Vers l’hyper-féminisation de l’élite
Cela signifie que l’on s’achemine à une hyper-féminisation de l’élite intellectuelle algérienne et des postes de responsabilité dans les entreprises et les institutions. Pourquoi en sommes-nous arrivés à cette situation ? Il est difficile de répondre à cette question tant elle fait appel à une multitude de motifs. Le plus évident est à chercher dans le modèle d’éducation au sein des familles où le garçon est un roi auquel on ne refuse pas les caprices. Sa sœur, en revanche, est préparée dès l’enfance à fournir des efforts à la maison, à assumer des responsabilités et à songer à son avenir en tant que femme puis mère. Pour elle, la réussite passe par les études. Le garçon, lui, rêve de devenir une star du football, un commerçant fortuné ou envisage un exil doré à l’étranger. Il n’est pas adepte de la politique des petits pas comme c’est le cas des filles. Une large part des jeunes algériens sont partisans du tout ou rien, pour certains, de l’argent facile, pour les autres, et de l’ici et du maintenant pour le reste. Sinon, ils sont proies au découragement quand ils n’obtiennent pas ce qu’ils désirent.
Contrairement à eux, les filles gèrent mieux la frustration et l’adversité.
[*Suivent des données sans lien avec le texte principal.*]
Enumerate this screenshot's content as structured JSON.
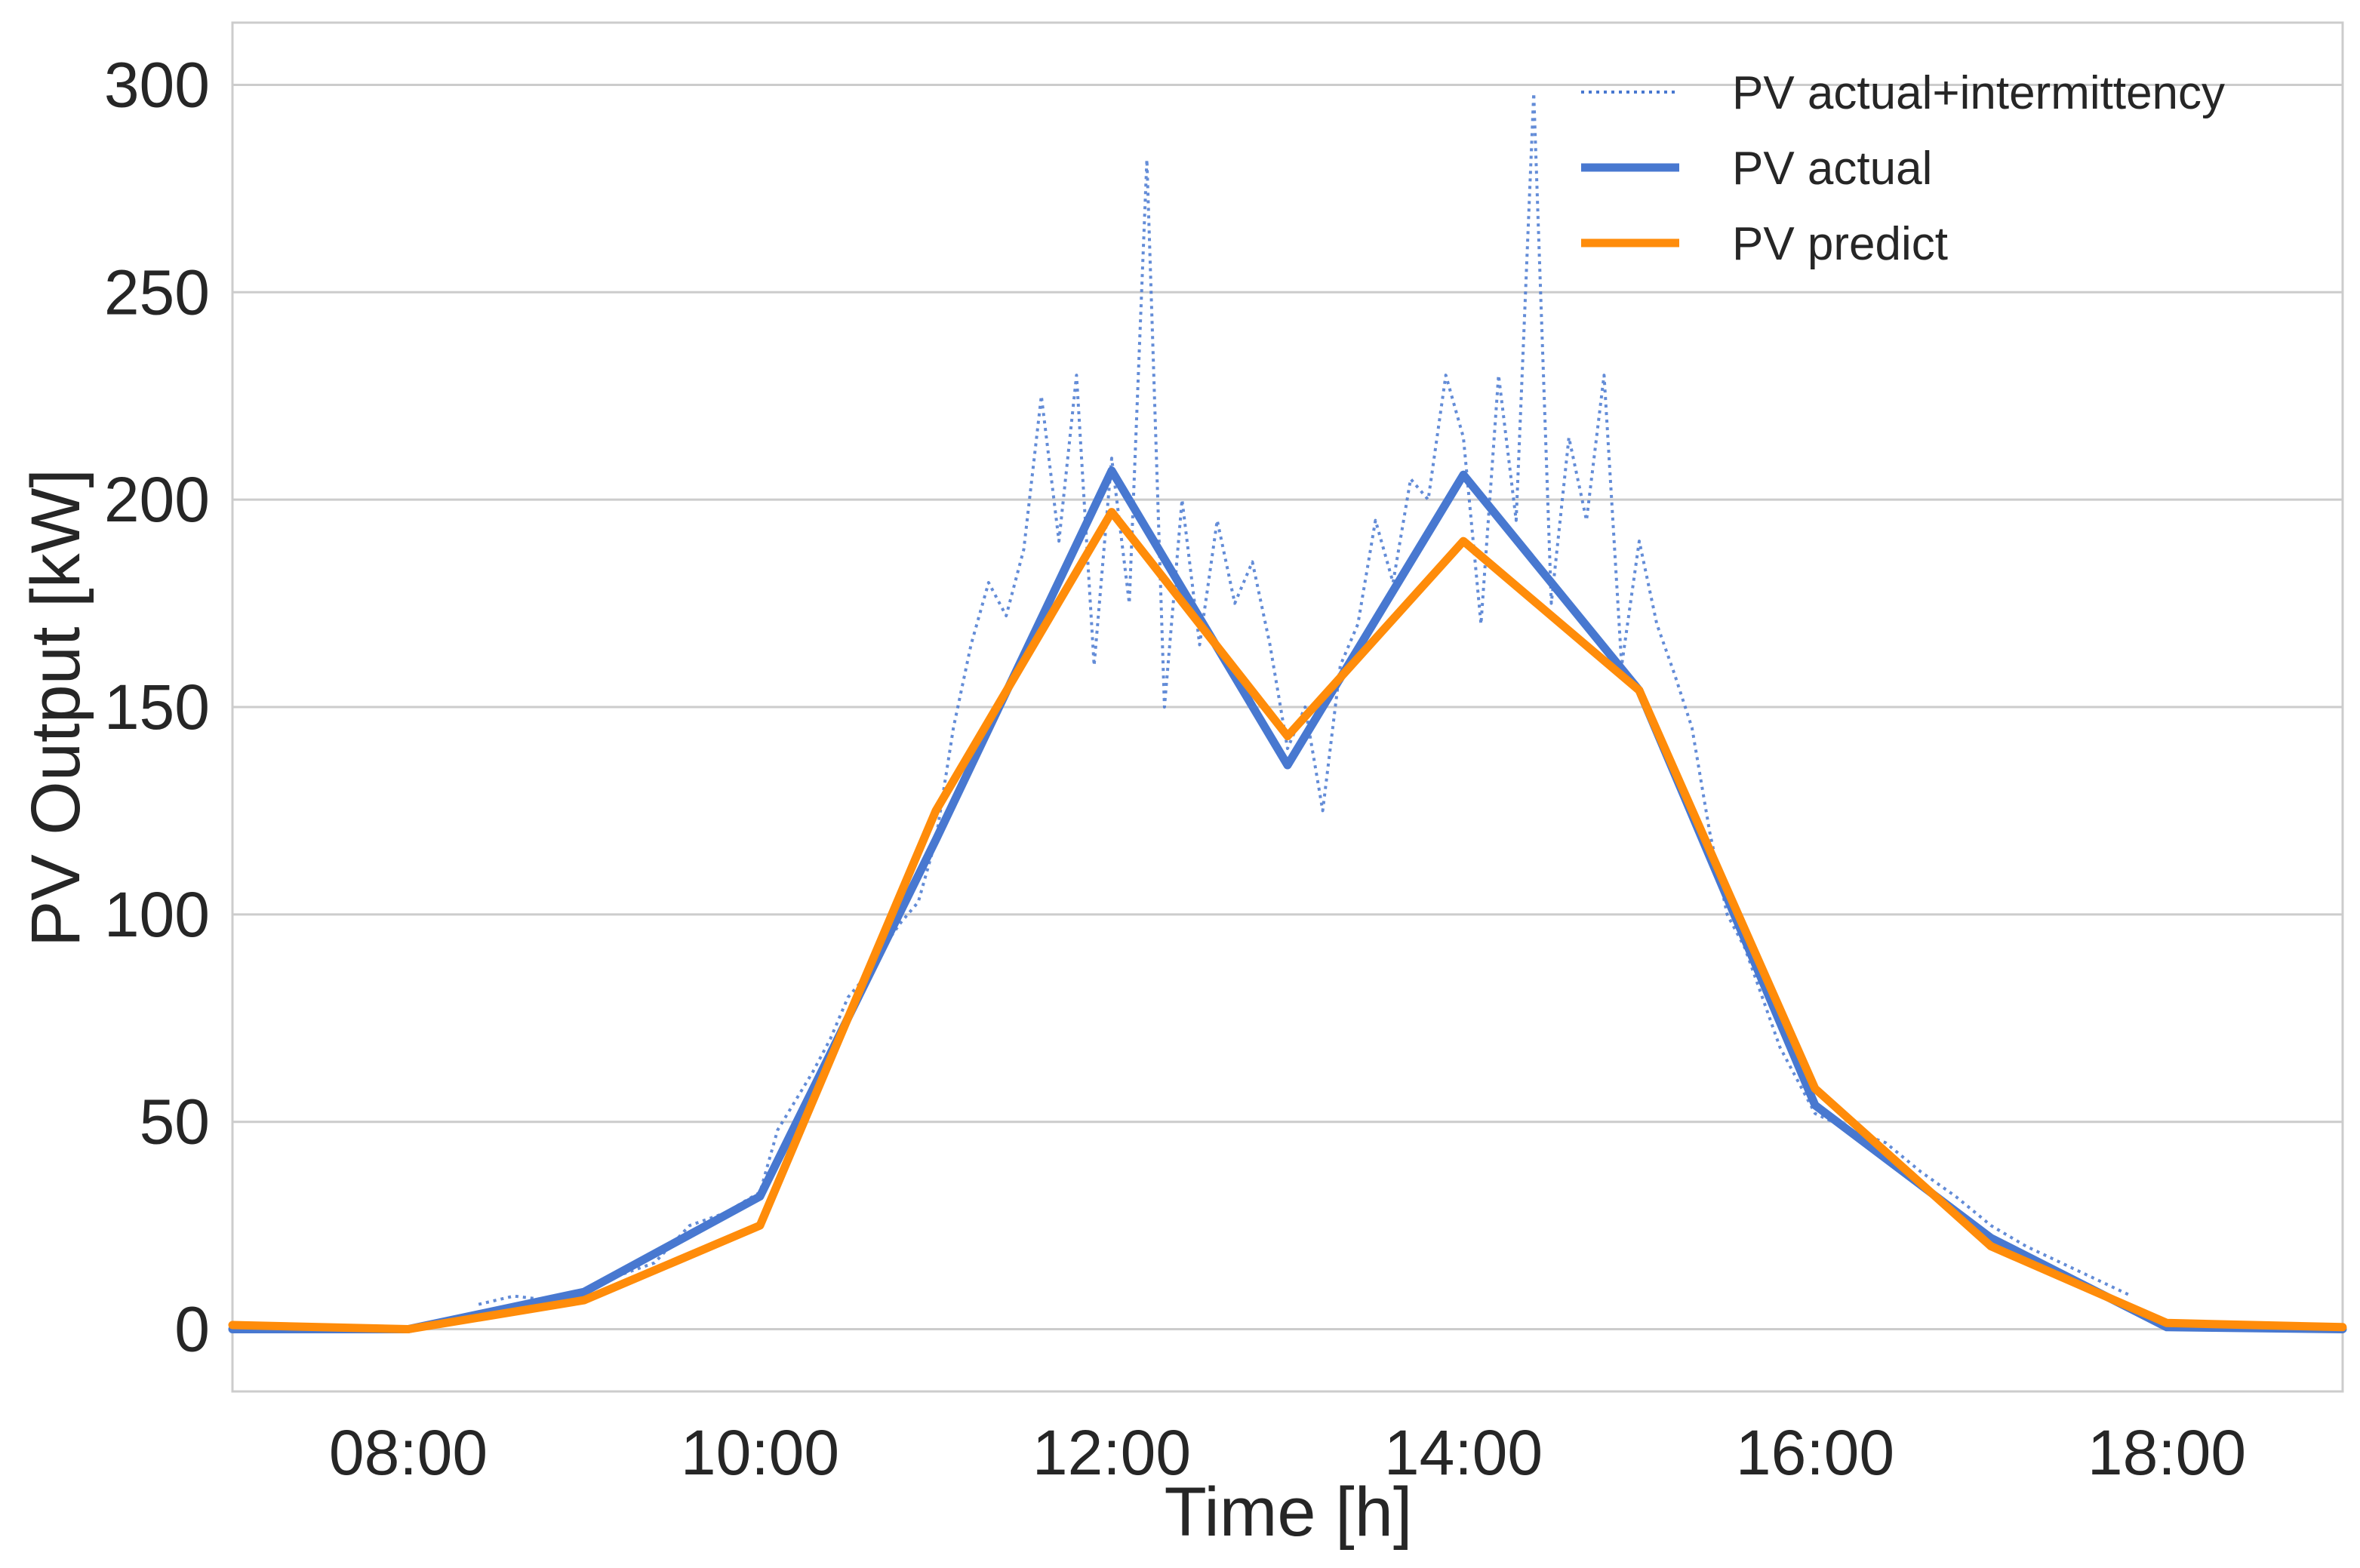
{
  "colors": {
    "actual": "#4878d0",
    "predict": "#ff8c0a",
    "intermittency": "#4878d0",
    "grid": "#cccccc",
    "frame": "#cccccc",
    "text": "#262626"
  },
  "chart_data": {
    "type": "line",
    "title": "",
    "xlabel": "Time [h]",
    "ylabel": "PV Output [kW]",
    "xlim": [
      7,
      19
    ],
    "ylim": [
      -15,
      315
    ],
    "x_ticks": [
      8,
      10,
      12,
      14,
      16,
      18
    ],
    "x_tick_labels": [
      "08:00",
      "10:00",
      "12:00",
      "14:00",
      "16:00",
      "18:00"
    ],
    "y_ticks": [
      0,
      50,
      100,
      150,
      200,
      250,
      300
    ],
    "y_tick_labels": [
      "0",
      "50",
      "100",
      "150",
      "200",
      "250",
      "300"
    ],
    "grid": "horizontal",
    "legend_position": "top-right",
    "series": [
      {
        "name": "PV actual+intermittency",
        "style": "dotted",
        "color_key": "intermittency",
        "x": [
          8.4,
          8.6,
          8.8,
          9.0,
          9.2,
          9.4,
          9.6,
          9.8,
          10.0,
          10.1,
          10.2,
          10.3,
          10.4,
          10.5,
          10.6,
          10.7,
          10.8,
          10.9,
          11.0,
          11.1,
          11.2,
          11.3,
          11.4,
          11.5,
          11.6,
          11.7,
          11.8,
          11.9,
          12.0,
          12.1,
          12.2,
          12.3,
          12.4,
          12.5,
          12.6,
          12.7,
          12.8,
          12.9,
          13.0,
          13.1,
          13.2,
          13.3,
          13.4,
          13.5,
          13.6,
          13.7,
          13.8,
          13.9,
          14.0,
          14.1,
          14.2,
          14.3,
          14.4,
          14.5,
          14.6,
          14.7,
          14.8,
          14.9,
          15.0,
          15.1,
          15.2,
          15.3,
          15.4,
          15.5,
          15.6,
          15.7,
          15.8,
          15.9,
          16.0,
          16.2,
          16.4,
          16.6,
          16.8,
          17.0,
          17.2,
          17.4,
          17.6,
          17.8
        ],
        "y": [
          6,
          8,
          7,
          9,
          13,
          16,
          25,
          28,
          33,
          48,
          55,
          62,
          70,
          80,
          85,
          92,
          98,
          103,
          118,
          145,
          165,
          180,
          172,
          188,
          225,
          190,
          230,
          160,
          210,
          175,
          282,
          150,
          200,
          165,
          195,
          175,
          185,
          165,
          140,
          150,
          125,
          160,
          170,
          195,
          180,
          205,
          200,
          230,
          215,
          170,
          230,
          195,
          298,
          175,
          215,
          195,
          230,
          160,
          190,
          170,
          158,
          145,
          120,
          100,
          92,
          80,
          68,
          60,
          52,
          48,
          45,
          38,
          32,
          25,
          20,
          16,
          12,
          8
        ]
      },
      {
        "name": "PV actual",
        "style": "solid",
        "color_key": "actual",
        "x": [
          7,
          8,
          9,
          10,
          11,
          12,
          13,
          14,
          15,
          16,
          17,
          18,
          19
        ],
        "y": [
          0,
          0,
          9,
          32,
          118,
          207,
          136,
          206,
          154,
          54,
          22,
          0.5,
          0
        ]
      },
      {
        "name": "PV predict",
        "style": "solid",
        "color_key": "predict",
        "x": [
          7,
          8,
          9,
          10,
          11,
          12,
          13,
          14,
          15,
          16,
          17,
          18,
          19
        ],
        "y": [
          1,
          0,
          7,
          25,
          125,
          197,
          143,
          190,
          154,
          58,
          20,
          1.5,
          0.5
        ]
      }
    ]
  }
}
Elles utilisent également mieux leur temps. Du moins, elles ne le gaspillent pas en flânant dans les rues et les quartiers, à jouer au foot ou à pratiquer d’autres loisirs. Elles disposent donc d’une marge plus étendue pour étudier.
Quoi qu’il en soit, la déscolarisation massive des garçons aura certainement des conséquences importantes sur l’avenir du pays. L’assaut patient des femmes sur les positions supérieures et intermédiaires bouleversera totalement le panorama sociologique et culturel de l’Algérie. Il finira par provoquer l’effondrement du système patriarcal et le remplacera par un modèle plus souple, conforme aux aspirations du deuxième sexe. Les institutions du mariage, de la famille et même de la justice seront ainsi profondément affectées. En résumé, une révolution tranquille, silencieuse, est en train de se dérouler sous nos yeux. Elle justifie amplement la sentence lancée par le chanteur français Jean Ferrat en référence à un vers du poète Louis Aragon : «la femme est l’avenir de l’homme».